Liebe auf das erste Hören

Udo Leuschner lernte seine Frau 2001 kennen. Da er mit seiner damaligen Therapie unzufrieden war, suchte er im Bekanntenkreis nach Menschen mit MS, mit denen er sich über Therapiealternativen austauschen konnte. Bei einem Gespräch mit seinem Vater erfuhr er, dass seine Cousine in einer Wohngemeinschaft mit einer MS-Betroffenen lebte. "Ich rief an, wir telefonierten lange und nach vier Monaten haben wir geheiratet", sagt er glücklich lächelnd. "Vieles ist leichter, wenn der andere das Grundthema kennt". So geben sie sich gegenseitig auf vier wackligen Beinen Halt und meistern das Leben gemeinsam.

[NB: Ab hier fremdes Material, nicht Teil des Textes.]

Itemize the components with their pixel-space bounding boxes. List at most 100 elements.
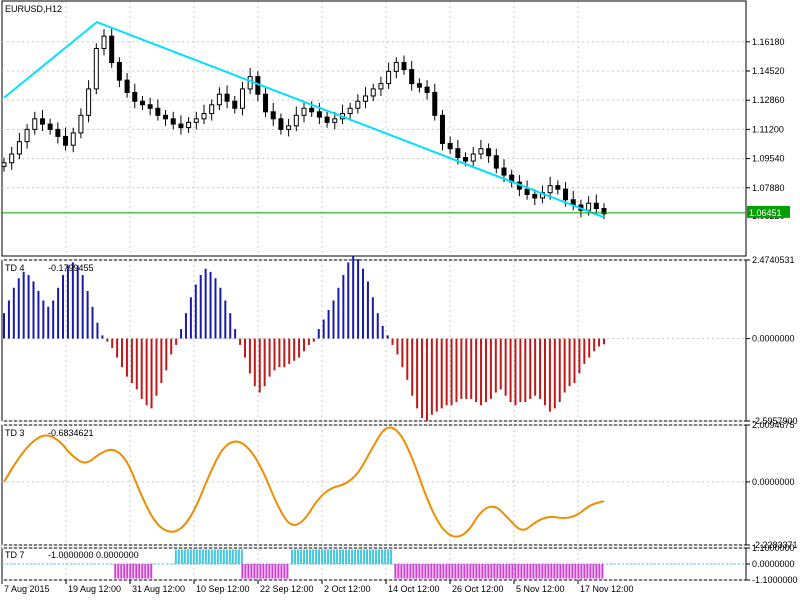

Obwohl aus dem schubförmigen Verlauf mittlerweile ein sekundär progredienter mit aufgesetzten Schüben geworden ist und die Gangsicherheit nach und nach etwas nachlässt, ist er nach wie vor dem Sport sehr zugetan und sieht seine Zukunft insgesamt sehr positiv. Viele Dinge, die irgendwann nicht mehr möglich waren, wie beispielsweise das Gehen, sind mit kleinen Hilfsmitteln wieder erreichbar geworden.

"Mein Rollstuhl hat meine Reichweite wieder vervielfacht. Ich kann ihn wahlweise auch selbst schieben oder statt Einradfahren eben Rolli-Tricks üben." Das sind die kleinen Erfolge, die ihm Hoffnung und Lebensmut geben. "Wichtig ist, sich mit der Krankheit auseinander zu setzen, zu lernen, mit ihr, also mit sich selbst, gut umzugehen." Auf der Odyssée der L'espoir ist ihm dies zusammen mit anderen geglückt: Die Reise wurde Realität!